Objectifs clés et structure de la nouvelle législation
Le paquet législatif comprend quatre textes principaux :
- Règlement (UE) 2024/1620 du Parlement européen et du Conseil du 31 mai 2024 instituant l’Autorité de lutte contre le blanchiment de capitaux et le financement du terrorisme et modifiant les règlements (UE) n° 1093/2010, (UE) n° 1094/2010 et (UE) n° 1095/2010 (« RALCB»)
Ce règlement pose les bases de l’ALCB, qui deviendra opérationnelle en juillet 2025. L’ALCB jouera un rôle clé dans l’élaboration de normes réglementaires, la coordination des Cellules de Renseignement Financier (CRF) nationales, et la supervision directe des entités financières à haut risque opérant dans plusieurs Etats membres.
- Règlement (UE) 2024/1624 du Parlement européen et du Conseil du 31 mai 2024 relatif à la prévention de l’utilisation du système financier aux fins du blanchiment de capitaux ou du financement du terrorisme (« RLCB»)
Ce règlement, qui entrera en vigueur en juillet 2027, vise à prévenir le blanchiment d’argent et le financement du terrorisme en introduisant des obligations de vigilance renforcée et des procédures Know Your Customer (KYC) pour un plus large éventail de secteurs, y compris les fournisseurs de services d’actifs numériques et les négociants en produits de luxe.
- Directive (UE) 2024/1640 du Parlement européen et du Conseil du 31 mai 2024 relative aux mécanismes à mettre en place par les États membres pour prévenir l’utilisation du système financier aux fins du blanchiment de capitaux ou du financement du terrorisme, modifiant la directive (UE) 2019/1937, et modifiant et abrogeant la directive (UE) 2015/849 (« DLCB 6»)
Devant être transposée dans les droits nationaux d’ici juillet 2027, cette directive impose aux Etats membres de mettre en place des cadres LCB-FT solides. Elle actualise les directives européennes précédentes et introduit des mécanismes pour une supervision et une application améliorées au niveau national.

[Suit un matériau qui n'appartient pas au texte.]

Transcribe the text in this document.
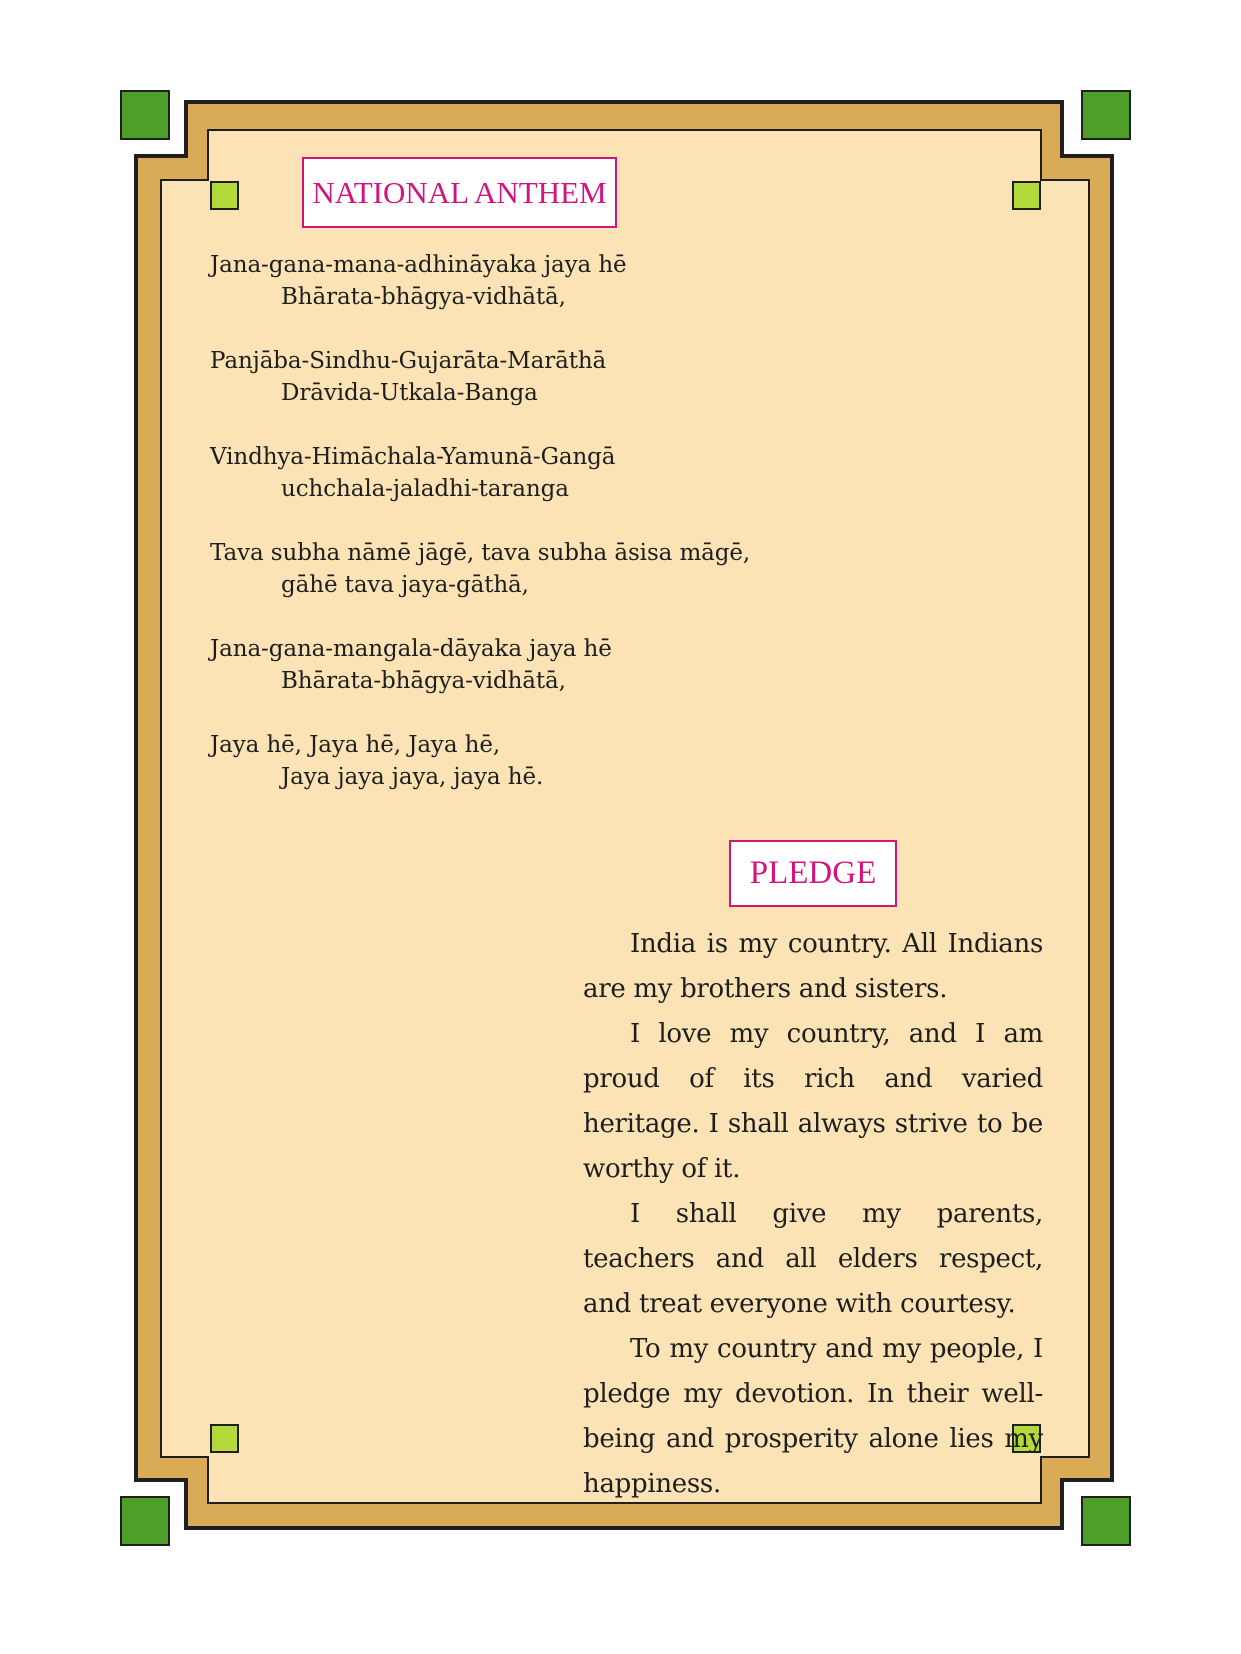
NATIONAL ANTHEM
Jana-gana-mana-adhināyaka jaya hē
Bhārata-bhāgya-vidhātā,
Panjāba-Sindhu-Gujarāta-Marāthā
Drāvida-Utkala-Banga
Vindhya-Himāchala-Yamunā-Gangā
uchchala-jaladhi-taranga
Tava subha nāmē jāgē, tava subha āsisa māgē,
gāhē tava jaya-gāthā,
Jana-gana-mangala-dāyaka jaya hē
Bhārata-bhāgya-vidhātā,
Jaya hē, Jaya hē, Jaya hē,
Jaya jaya jaya, jaya hē.
PLEDGE

India is my country. All Indians are my brothers and sisters.

I love my country, and I am proud of its rich and varied heritage. I shall always strive to be worthy of it.

I shall give my parents, teachers and all elders respect, and treat everyone with courtesy.

To my country and my people, I pledge my devotion. In their well-being and prosperity alone lies my happiness.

- Directive (UE) 2024/1654 du Parlement européen et du Conseil du 31 mai 2024 modifiant la directive (UE) 2019/1153 en ce qui concerne l’accès des autorités compétentes aux registres centralisés des comptes bancaires par l’intermédiaire du système d’interconnexion et les mesures techniques visant à faciliter l’utilisation des relevés de transactions
Cette directive vise à améliorer l’accès des autorités aux registres centralisés des comptes bancaires dans toute l’UE. D’ici 2029, ce système permettra un partage efficace des données entre les ÉEtats membres, renforçant ainsi la transparence des transactions financières.

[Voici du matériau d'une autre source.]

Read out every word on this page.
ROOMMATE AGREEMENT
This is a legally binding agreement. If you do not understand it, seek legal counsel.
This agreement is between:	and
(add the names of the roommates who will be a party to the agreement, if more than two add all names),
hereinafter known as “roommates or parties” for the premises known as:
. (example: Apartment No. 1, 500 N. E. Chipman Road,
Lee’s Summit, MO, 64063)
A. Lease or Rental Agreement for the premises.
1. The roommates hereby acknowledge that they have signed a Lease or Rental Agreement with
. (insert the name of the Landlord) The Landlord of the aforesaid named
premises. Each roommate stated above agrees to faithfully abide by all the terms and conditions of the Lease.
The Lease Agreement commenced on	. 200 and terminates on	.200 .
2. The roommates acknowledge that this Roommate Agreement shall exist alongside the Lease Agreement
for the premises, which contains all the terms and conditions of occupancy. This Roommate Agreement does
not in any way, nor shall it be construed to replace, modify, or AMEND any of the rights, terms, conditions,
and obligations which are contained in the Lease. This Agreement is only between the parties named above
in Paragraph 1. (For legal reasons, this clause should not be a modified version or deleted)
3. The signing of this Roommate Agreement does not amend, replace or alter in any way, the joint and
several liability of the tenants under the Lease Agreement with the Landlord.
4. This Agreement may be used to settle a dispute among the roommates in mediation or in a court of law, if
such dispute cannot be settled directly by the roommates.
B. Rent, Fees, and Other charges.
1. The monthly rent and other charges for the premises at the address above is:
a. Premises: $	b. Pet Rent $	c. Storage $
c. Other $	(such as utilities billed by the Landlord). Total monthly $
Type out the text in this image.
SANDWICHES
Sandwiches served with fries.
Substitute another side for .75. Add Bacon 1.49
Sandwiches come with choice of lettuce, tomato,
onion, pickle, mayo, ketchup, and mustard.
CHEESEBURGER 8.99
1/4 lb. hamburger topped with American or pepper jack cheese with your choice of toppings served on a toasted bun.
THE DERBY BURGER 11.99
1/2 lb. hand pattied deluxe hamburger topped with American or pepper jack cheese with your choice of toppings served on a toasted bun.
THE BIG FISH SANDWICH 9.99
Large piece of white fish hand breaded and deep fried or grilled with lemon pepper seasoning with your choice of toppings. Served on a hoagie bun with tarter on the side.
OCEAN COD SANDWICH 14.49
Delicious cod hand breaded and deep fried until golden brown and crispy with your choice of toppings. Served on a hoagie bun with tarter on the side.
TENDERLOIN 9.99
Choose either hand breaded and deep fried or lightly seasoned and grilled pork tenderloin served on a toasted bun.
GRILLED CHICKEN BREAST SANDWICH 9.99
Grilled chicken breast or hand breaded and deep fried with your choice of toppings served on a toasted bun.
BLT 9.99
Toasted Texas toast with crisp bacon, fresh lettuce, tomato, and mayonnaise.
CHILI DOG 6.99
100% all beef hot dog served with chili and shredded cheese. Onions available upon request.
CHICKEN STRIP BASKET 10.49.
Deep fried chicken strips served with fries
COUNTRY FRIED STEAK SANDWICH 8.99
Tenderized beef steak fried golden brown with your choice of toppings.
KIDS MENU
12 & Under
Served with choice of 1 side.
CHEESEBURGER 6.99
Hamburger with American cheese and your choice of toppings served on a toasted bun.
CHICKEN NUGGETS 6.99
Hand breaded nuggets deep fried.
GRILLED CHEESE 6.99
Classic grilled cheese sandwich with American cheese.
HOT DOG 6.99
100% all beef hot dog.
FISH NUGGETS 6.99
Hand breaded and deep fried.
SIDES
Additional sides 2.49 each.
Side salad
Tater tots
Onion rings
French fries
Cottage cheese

Ces règlements et directives introduisent une approche unifiée de la conformité LCB-FT à travers l’UE, en s’éloignant des lois nationales fragmentées. Bien que les exigences posées soient considérables, leur application progressive dans le temps permet aux entreprises d’adapter leurs opérations aux nouvelles règles au fur et à mesure.

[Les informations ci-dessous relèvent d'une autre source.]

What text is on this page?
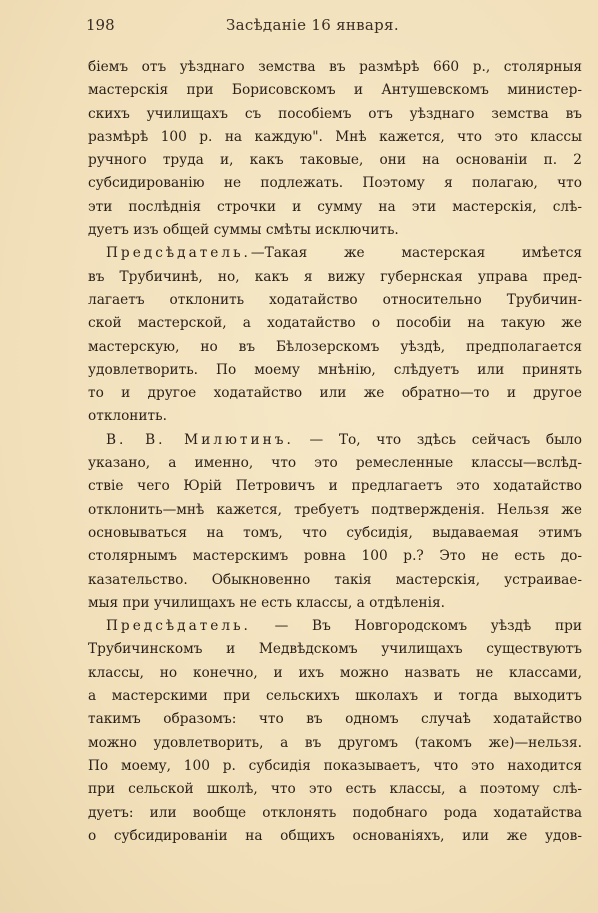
198	Засѣданіе 16 января.
біемъ отъ уѣзднаго земства въ размѣрѣ 660 р., столярныя
мастерскія при Борисовскомъ и Антушевскомъ министер-
скихъ училищахъ съ пособіемъ отъ уѣзднаго земства въ
размѣрѣ 100 р. на каждую". Мнѣ кажется, что это классы
ручного труда и, какъ таковые, они на основаніи п. 2
субсидированію не подлежать. Поэтому я полагаю, что
эти послѣднія строчки и сумму на эти мастерскія, слѣ-
дуетъ изъ общей суммы смѣты исключить.
Предсѣдатель.—Такая же мастерская имѣется
въ Трубичинѣ, но, какъ я вижу губернская управа пред-
лагаетъ отклонить ходатайство относительно Трубичин-
ской мастерской, а ходатайство о пособіи на такую же
мастерскую, но въ Бѣлозерскомъ уѣздѣ, предполагается
удовлетворить. По моему мнѣнію, слѣдуетъ или принять
то и другое ходатайство или же обратно—то и другое
отклонить.
В. В. Милютинъ. — То, что здѣсь сейчасъ было
указано, а именно, что это ремесленные классы—вслѣд-
ствіе чего Юрій Петровичъ и предлагаетъ это ходатайство
отклонить—мнѣ кажется, требуетъ подтвержденія. Нельзя же
основываться на томъ, что субсидія, выдаваемая этимъ
столярнымъ мастерскимъ ровна 100 р.? Это не есть до-
казательство. Обыкновенно такія мастерскія, устраивае-
мыя при училищахъ не есть классы, а отдѣленія.
Предсѣдатель. — Въ Новгородскомъ уѣздѣ при
Трубичинскомъ и Медвѣдскомъ училищахъ существуютъ
классы, но конечно, и ихъ можно назвать не классами,
а мастерскими при сельскихъ школахъ и тогда выходитъ
такимъ образомъ: что въ одномъ случаѣ ходатайство
можно удовлетворить, а въ другомъ (такомъ же)—нельзя.
По моему, 100 р. субсидія показываетъ, что это находится
при сельской школѣ, что это есть классы, а поэтому слѣ-
дуетъ: или вообще отклонять подобнаго рода ходатайства
о субсидированіи на общихъ основаніяхъ, или же удов-
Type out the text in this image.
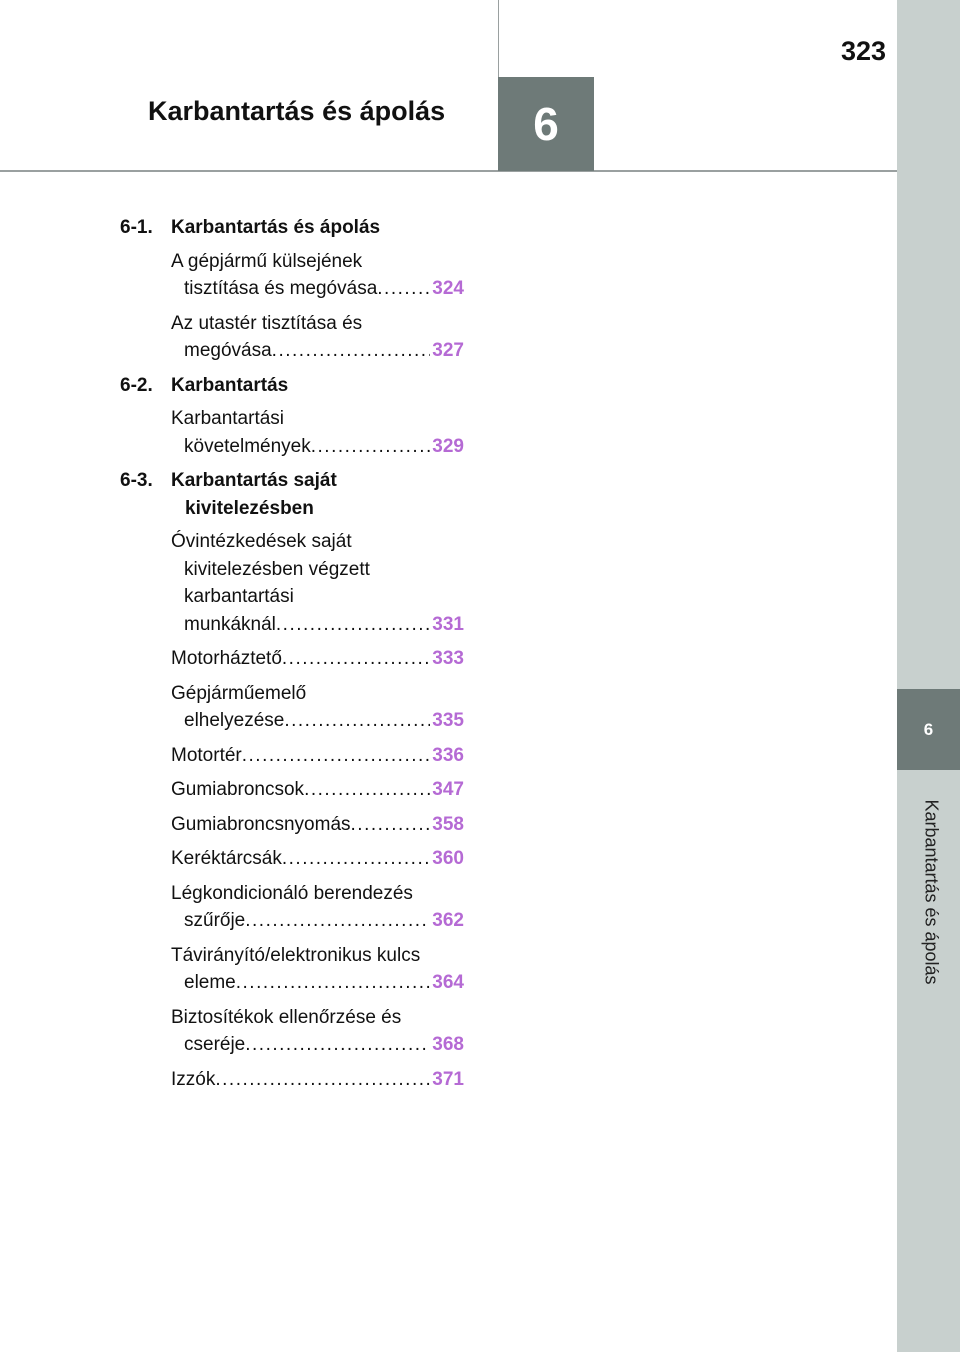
6
323
Karbantartás és ápolás
6
Karbantartás és ápolás
6-1. Karbantartás és ápolás
A gépjármű külsejének
tisztítása és megóvása .....	324
Az utastér tisztítása és
megóvása .....	327
6-2. Karbantartás
Karbantartási
követelmények .....	329
6-3. Karbantartás saját
kivitelezésben
Óvintézkedések saját
kivitelezésben végzett
karbantartási
munkáknál .....	331
Motorháztető .....	333
Gépjárműemelő
elhelyezése .....	335
Motortér .....	336
Gumiabroncsok .....	347
Gumiabroncsnyomás .....	358
Keréktárcsák .....	360
Légkondicionáló berendezés
szűrője .....	362
Távirányító/elektronikus kulcs
eleme .....	364
Biztosítékok ellenőrzése és
cseréje .....	368
Izzók .....	371
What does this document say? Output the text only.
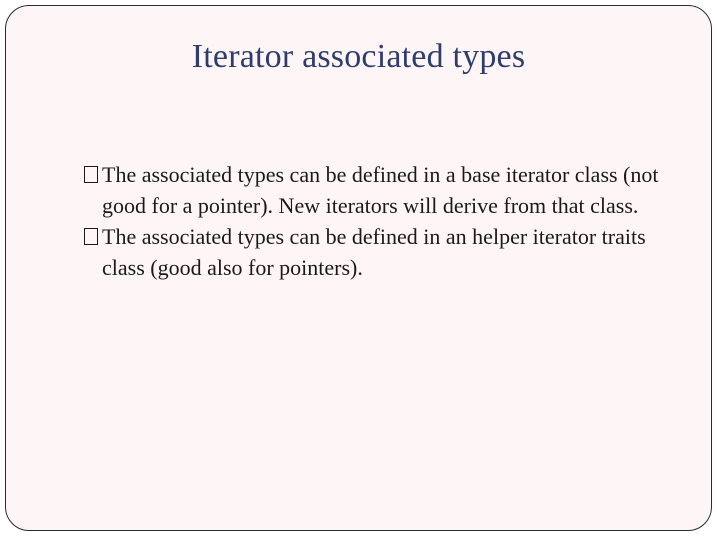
Iterator associated types
The associated types can be defined in a base iterator class (not good for a pointer). New iterators will derive from that class.
The associated types can be defined in an helper iterator traits class (good also for pointers).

Création d’une nouvelle autorité : l’ALCB
La création de l’ALCB représente une avancée majeure dans la stratégie LCB-FT de l’UE. Basée à Francfort, l’ALCB développera les normes techniques soutenant les nouvelles réglementations et supervisera les institutions à haut risque dans toute l’UE. Elle collaborera étroitement avec les organes de supervision nationaux et jouera un rôle direct dans la surveillance des institutions jugées à risque élevé.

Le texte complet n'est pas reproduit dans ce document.